Influencing Policy Decisions in Texas

Policy Analysts

A second approach to creating public policy is a bit more objective. Rather than starting with what ought to happen and seeking ways to make it so, policy analysts try to identify all the possible choices available to a decision maker and then gauge their impacts if implemented. The goal of the analyst isn’t really to encourage the implementation of any of the options; rather, it is to make sure decision makers are fully informed about the implications of the decisions they do make.

Understanding the financial and other costs and benefits of policy choices requires analysts to make strategic guesses about how the public and governmental actors will respond. For example, when policymakers are considering changes to health care policy, one very important question is how many people will participate. If very few people had chosen to take advantage of the new health care plans available under the ACA marketplace, it would have been significantly cheaper than advocates proposed, but it also would have failed to accomplish the key goal of increasing the number of insured. But if people who currently have insurance had dropped it to take advantage of ACA’s subsidies, the program’s costs would have skyrocketed with very little real benefit to public health.
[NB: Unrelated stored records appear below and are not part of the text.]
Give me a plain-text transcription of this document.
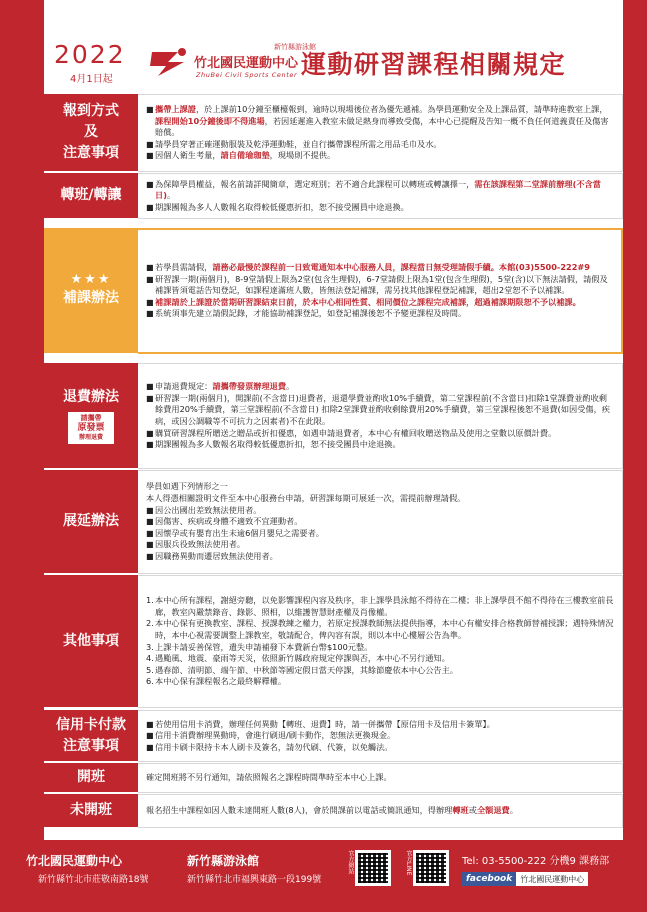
2022
4月1日起
新竹縣游泳館
竹北國民運動中心
ZhuBei Civil Sports Center 運動研習課程相關規定
報到方式
及
注意事項
■ 攜帶上課證，於上課前10分鐘至櫃檯報到，逾時以現場後位者為優先遞補。為學員運動安全及上課品質，請準時進教室上課，課程開始10分鐘後即不得進場，若因延遲進入教室未做足熱身而導致受傷，本中心已提醒及告知一概不負任何道義責任及傷害賠償。
■ 請學員穿著正確運動服裝及乾淨運動鞋，並自行攜帶課程所需之用品毛巾及水。
■ 因個人衛生考量，請自備瑜珈墊，現場則不提供。
轉班/轉讓
■ 為保障學員權益，報名前請詳閱簡章，選定班別；若不適合此課程可以轉班或轉讓擇一，需在該課程第二堂課前辦理(不含當日)。
■ 期課團報為多人人數報名取得較低優惠折扣，恕不接受團員中途退換。
★★★
補課辦法
■ 若學員需請假，請務必最慢於課程前一日致電通知本中心服務人員，課程當日無受理請假手續。本館(03)5500-222#9
■ 研習課一期(兩個月)，8-9堂請假上限為2堂(包含生理假)，6-7堂請假上限為1堂(包含生理假)，5堂(含)以下無法請假，請假及補課皆須電話告知登記，如課程達滿班人數，皆無法登記補課，需另找其他課程登記補課，超出2堂恕不予以補課。
■ 補課請於上課證於當期研習課結束日前，於本中心相同性質、相同價位之課程完成補課，超過補課期限恕不予以補課。
■ 系統須事先建立請假記錄，才能協助補課登記，如登記補課後恕不予變更課程及時間。
退費辦法
請攜帶
原發票
辦理退費
■ 申請退費規定：請攜帶發票辦理退費。
■ 研習課一期(兩個月)，開課前(不含當日)退費者，退還學費並酌收10%手續費，第二堂課程前(不含當日)扣除1堂課費並酌收剩餘費用20%手續費，第三堂課程前(不含當日) 扣除2堂課費並酌收剩餘費用20%手續費，第三堂課程後恕不退費(如因受傷，疾病，或因公調職等不可抗力之因素者)不在此限。
■ 購買研習課程所贈送之贈品或折扣優惠，如遇申請退費者，本中心有權回收贈送物品及使用之堂數以原價計費。
■ 期課團報為多人數報名取得較低優惠折扣，恕不接受團員中途退換。
展延辦法
學員如遇下列情形之一
本人得憑相關證明文件至本中心服務台申請，研習課每期可展延一次，需提前辦理請假。
■ 因公出國出差致無法使用者。
■ 因傷害、疾病或身體不適致不宜運動者。
■ 因懷孕或有嬰育出生未逾6個月嬰兒之需要者。
■ 因服兵役致無法使用者。
■ 因職務異動而遷居致無法使用者。
其他事項
1. 本中心所有課程，謝絕旁聽，以免影響課程內容及秩序，非上課學員泳館不得待在二樓；非上課學員不館不得待在三樓教室前長廊，教室內嚴禁錄音、錄影、照相，以維護智慧財產權及肖像權。
2. 本中心保有更換教室、課程、授課教練之權力，若原定授課教師無法提供指導，本中心有權安排合格教師替補授課；遇特殊情況時，本中心視需要調整上課教室，敬請配合，俾內容有誤，則以本中心樓層公告為準。
3. 上課卡請妥善保管，遺失申請補發下本費新台幣$100元整。
4. 遇颱風、地震、豪雨等天災，依照新竹縣政府規定停課與否，本中心不另行通知。
5. 遇春節、清明節、端午節、中秋節等國定假日當天停課，其餘節慶依本中心公告主。
6. 本中心保有課程報名之最終解釋權。
信用卡付款
注意事項
■ 若使用信用卡消費，辦理任何異動【轉班、退費】時，請一併攜帶【原信用卡及信用卡簽單】。
■ 信用卡消費辦理異動時，會進行刷退/刷卡動作，恕無法更換現金。
■ 信用卡刷卡限持卡本人刷卡及簽名，請勿代刷、代簽，以免觸法。
開班	確定開班將不另行通知，請依照報名之課程時間準時至本中心上課。
未開班	報名招生中課程如因人數未達開班人數(8人)，會於開課前以電話或簡訊通知，得辦理轉班或全額退費。
竹北國民運動中心
新竹縣竹北市莊敬南路18號
新竹縣游泳館
新竹縣竹北市福興東路一段199號
官方網站	官方LINE	Tel: 03-5500-222 分機9 課務部
facebook	竹北國民運動中心
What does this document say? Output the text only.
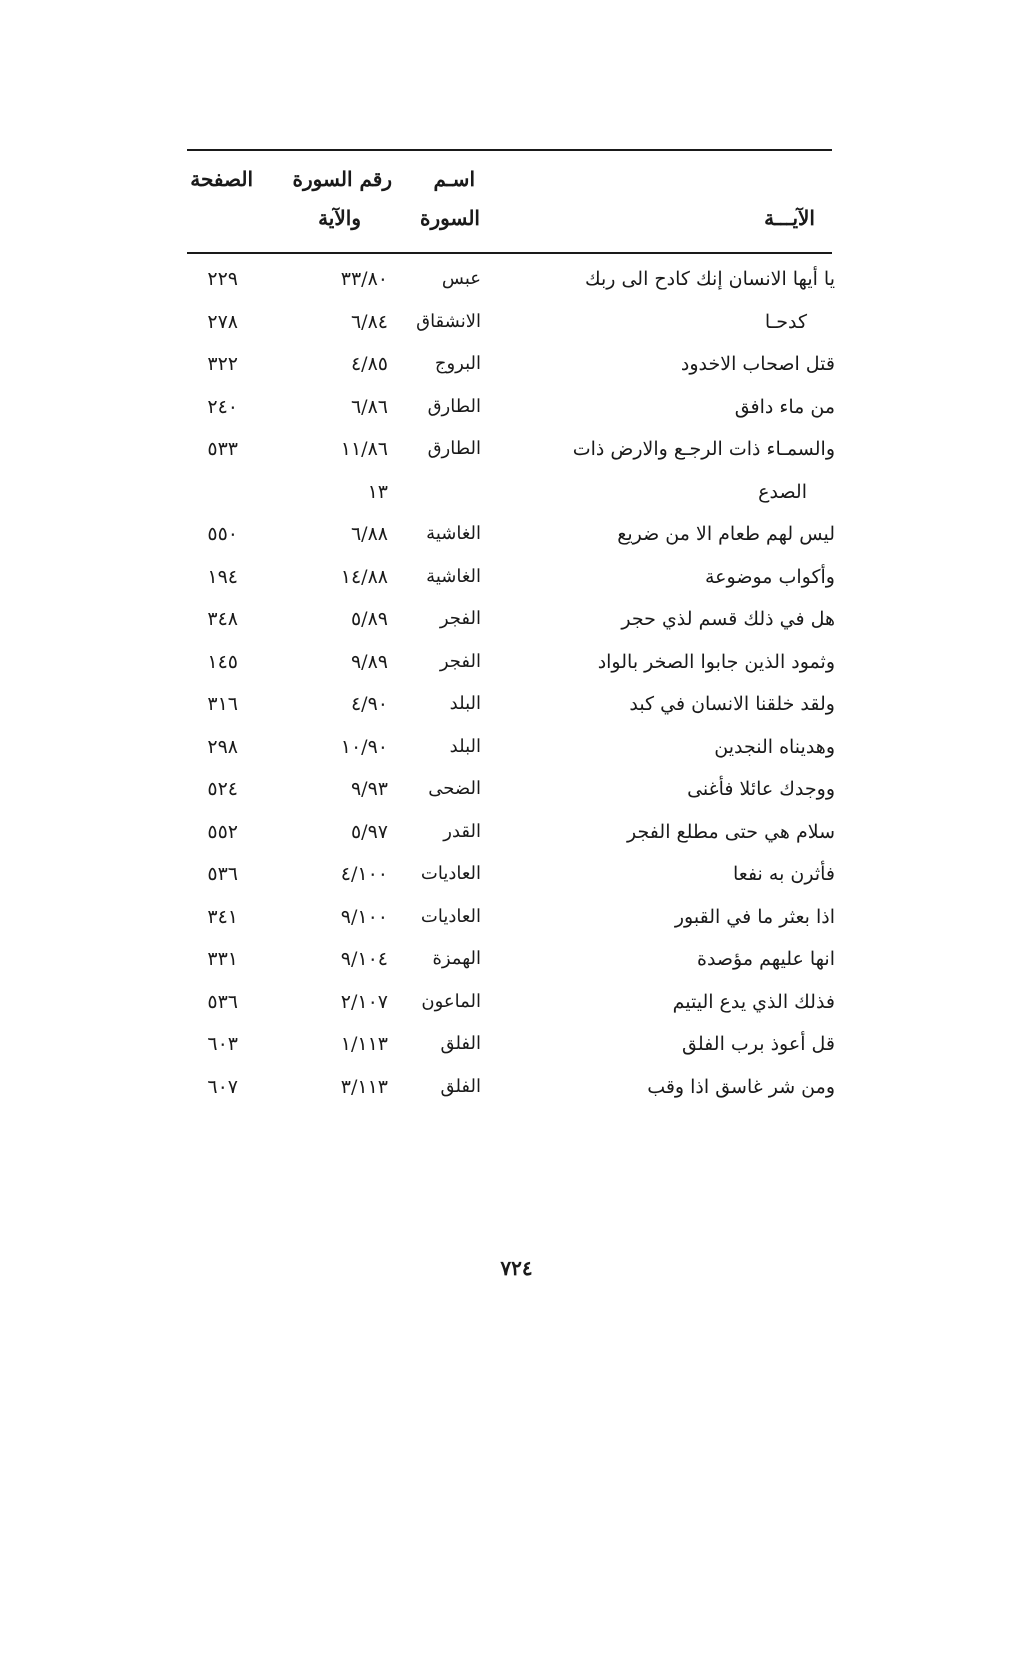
اسـم
رقم السورة
الصفحة
الآيـــة
السورة
والآية
يا أيها الانسان إنك كادح الى ربك
عبس
٣٣/٨٠
٢٢٩
كدحـا
الانشقاق
٦/٨٤
٢٧٨
قتل اصحاب الاخدود
البروج
٤/٨٥
٣٢٢
من ماء دافق
الطارق
٦/٨٦
٢٤٠
والسمـاء ذات الرجـع والارض ذات
الطارق
١١/٨٦
٥٣٣
الصدع
١٣
ليس لهم طعام الا من ضريع
الغاشية
٦/٨٨
٥٥٠
وأكواب موضوعة
الغاشية
١٤/٨٨
١٩٤
هل في ذلك قسم لذي حجر
الفجر
٥/٨٩
٣٤٨
وثمود الذين جابوا الصخر بالواد
الفجر
٩/٨٩
١٤٥
ولقد خلقنا الانسان في كبد
البلد
٤/٩٠
٣١٦
وهديناه النجدين
البلد
١٠/٩٠
٢٩٨
ووجدك عائلا فأغنى
الضحى
٩/٩٣
٥٢٤
سلام هي حتى مطلع الفجر
القدر
٥/٩٧
٥٥٢
فأثرن به نفعا
العاديات
٤/١٠٠
٥٣٦
اذا بعثر ما في القبور
العاديات
٩/١٠٠
٣٤١
انها عليهم مؤصدة
الهمزة
٩/١٠٤
٣٣١
فذلك الذي يدع اليتيم
الماعون
٢/١٠٧
٥٣٦
قل أعوذ برب الفلق
الفلق
١/١١٣
٦٠٣
ومن شر غاسق اذا وقب
الفلق
٣/١١٣
٦٠٧
٧٢٤
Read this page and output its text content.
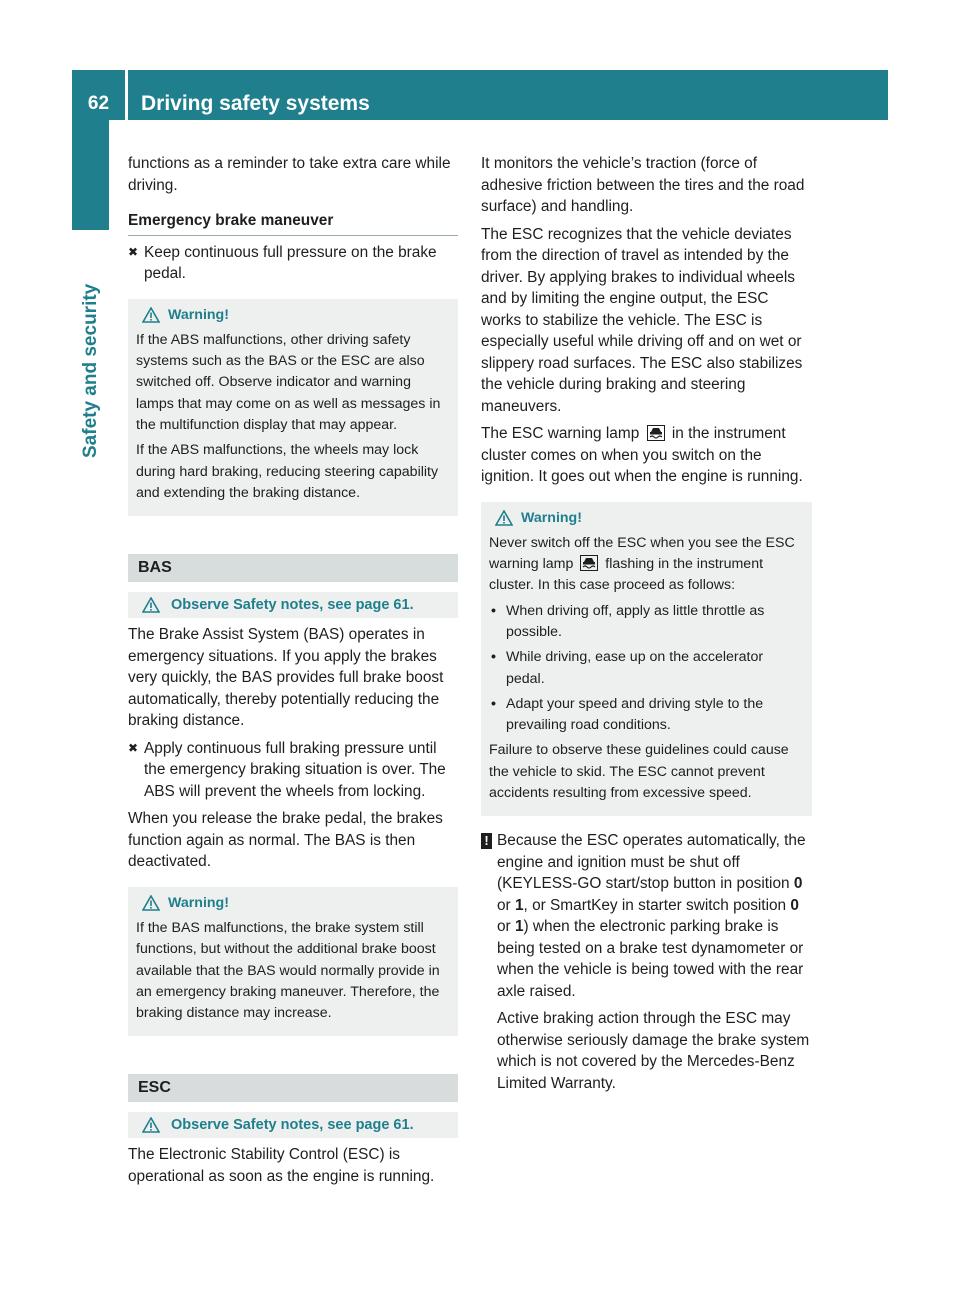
62	Driving safety systems
Safety and security

functions as a reminder to take extra care while driving.

Emergency brake maneuver
✖ Keep continuous full pressure on the brake pedal.
Warning!

If the ABS malfunctions, other driving safety systems such as the BAS or the ESC are also switched off. Observe indicator and warning lamps that may come on as well as messages in the multifunction display that may appear.

If the ABS malfunctions, the wheels may lock during hard braking, reducing steering capability and extending the braking distance.

BAS
Observe Safety notes, see page 61.

The Brake Assist System (BAS) operates in emergency situations. If you apply the brakes very quickly, the BAS provides full brake boost automatically, thereby potentially reducing the braking distance.

✖ Apply continuous full braking pressure until the emergency braking situation is over. The ABS will prevent the wheels from locking.

When you release the brake pedal, the brakes function again as normal. The BAS is then deactivated.

Warning!

If the BAS malfunctions, the brake system still functions, but without the additional brake boost available that the BAS would normally provide in an emergency braking maneuver. Therefore, the braking distance may increase.

ESC
Observe Safety notes, see page 61.

The Electronic Stability Control (ESC) is operational as soon as the engine is running.

It monitors the vehicle’s traction (force of adhesive friction between the tires and the road surface) and handling.

The ESC recognizes that the vehicle deviates from the direction of travel as intended by the driver. By applying brakes to individual wheels and by limiting the engine output, the ESC works to stabilize the vehicle. The ESC is especially useful while driving off and on wet or slippery road surfaces. The ESC also stabilizes the vehicle during braking and steering maneuvers.

The ESC warning lamp in the instrument cluster comes on when you switch on the ignition. It goes out when the engine is running.

Warning!

Never switch off the ESC when you see the ESC warning lamp flashing in the instrument cluster. In this case proceed as follows:

• When driving off, apply as little throttle as possible.
• While driving, ease up on the accelerator pedal.
• Adapt your speed and driving style to the prevailing road conditions.

Failure to observe these guidelines could cause the vehicle to skid. The ESC cannot prevent accidents resulting from excessive speed.

! Because the ESC operates automatically, the engine and ignition must be shut off (KEYLESS-GO start/stop button in position 0 or 1, or SmartKey in starter switch position 0 or 1) when the electronic parking brake is being tested on a brake test dynamometer or when the vehicle is being towed with the rear axle raised.

Active braking action through the ESC may otherwise seriously damage the brake system which is not covered by the Mercedes-Benz Limited Warranty.
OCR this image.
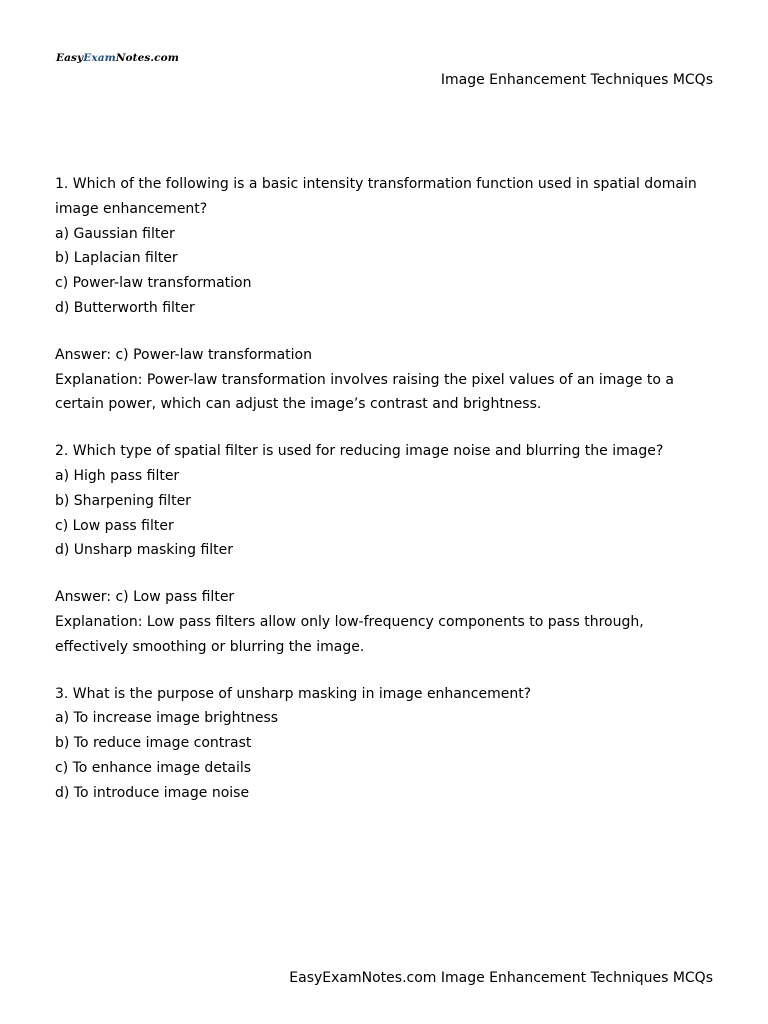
EasyExamNotes.com
Image Enhancement Techniques MCQs

1. Which of the following is a basic intensity transformation function used in spatial domain image enhancement?

a) Gaussian filter

b) Laplacian filter

c) Power-law transformation

d) Butterworth filter

Answer: c) Power-law transformation

Explanation: Power-law transformation involves raising the pixel values of an image to a certain power, which can adjust the image’s contrast and brightness.

2. Which type of spatial filter is used for reducing image noise and blurring the image?

a) High pass filter

b) Sharpening filter

c) Low pass filter

d) Unsharp masking filter

Answer: c) Low pass filter

Explanation: Low pass filters allow only low-frequency components to pass through, effectively smoothing or blurring the image.

3. What is the purpose of unsharp masking in image enhancement?

a) To increase image brightness

b) To reduce image contrast

c) To enhance image details

d) To introduce image noise

EasyExamNotes.com Image Enhancement Techniques MCQs
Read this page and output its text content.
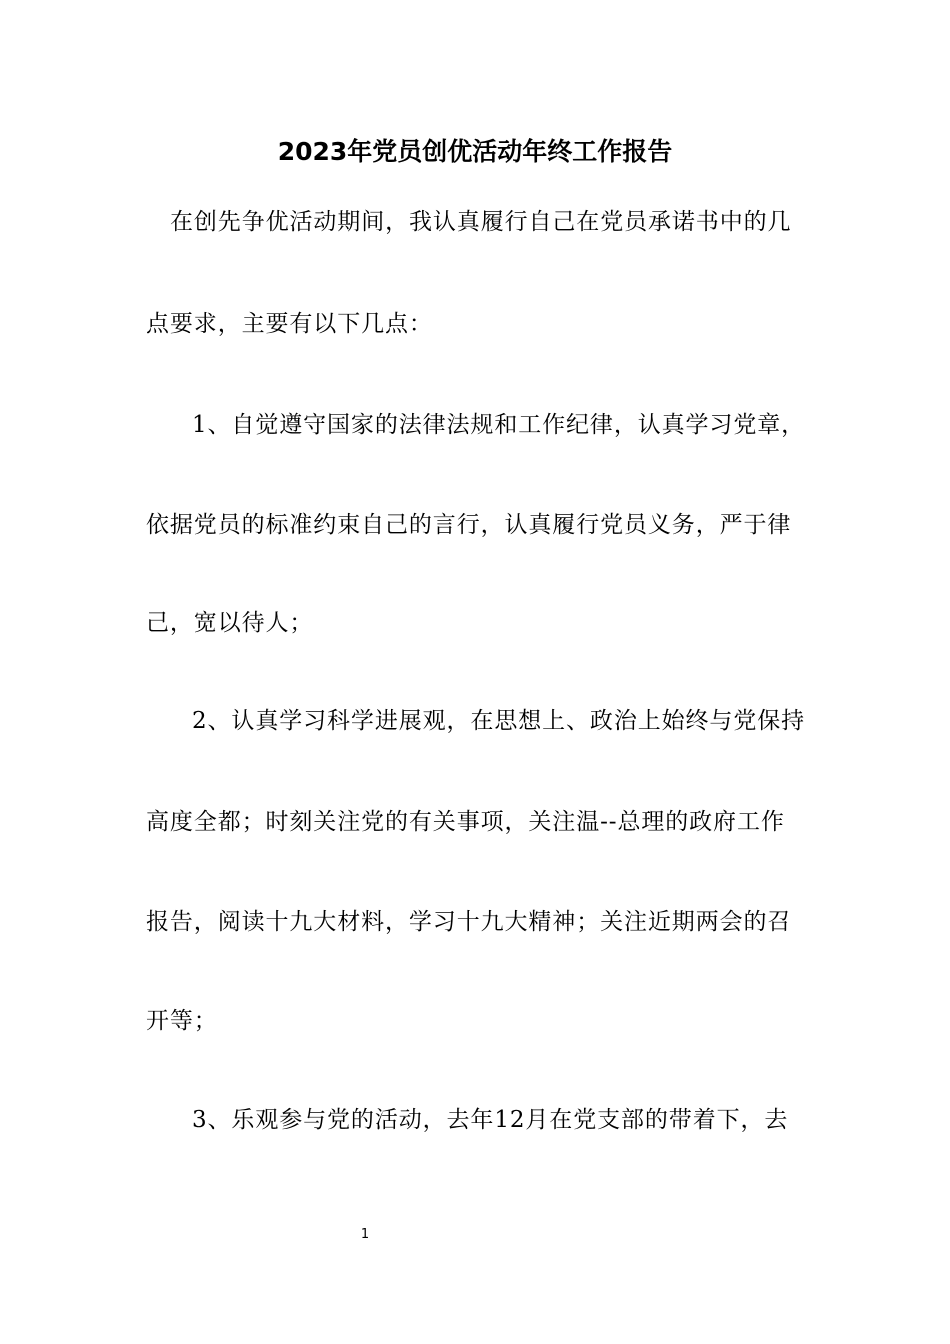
2023年党员创优活动年终工作报告
在创先争优活动期间，我认真履行自己在党员承诺书中的几
点要求，主要有以下几点：
1、自觉遵守国家的法律法规和工作纪律，认真学习党章，
依据党员的标准约束自己的言行，认真履行党员义务，严于律
己，宽以待人；
2、认真学习科学进展观，在思想上、政治上始终与党保持
高度全都；时刻关注党的有关事项，关注温--总理的政府工作
报告，阅读十九大材料，学习十九大精神；关注近期两会的召
开等；
3、乐观参与党的活动，去年12月在党支部的带着下，去
1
Similarly, had all states chosen to create their own marketplaces, the cost and complexity of ACA’s implementation would have been greatly reduced.

Because advocates have an incentive to understate costs and overstate benefits, policy analysis tends to be a highly politicized aspect of government. It is critical for policymakers and voters that policy analysts provide the most accurate analysis possible. A number of independent or semi-independent think tanks have sprung up in Washington, DC, to provide assessments of policy options. Most businesses or trade organizations also employ their own policy- analysis wings to help them understand proposed changes or even oer some of their own. Some of these try to be as impartial as possible. Most, however, have a known bias toward policy advocacy. The Cato Institute, for example, is well known and highly respected policy analysis group that both liberal and conservative politicians have turned to when considering policy options. But the Cato Institute has a known libertarian bias; most of the problems it selects for analysis have the potential for private sector solutions. This means its analysts tend to include the rosiest assumptions of economic growth when considering tax cuts and to overestimate the costs of public sector proposals.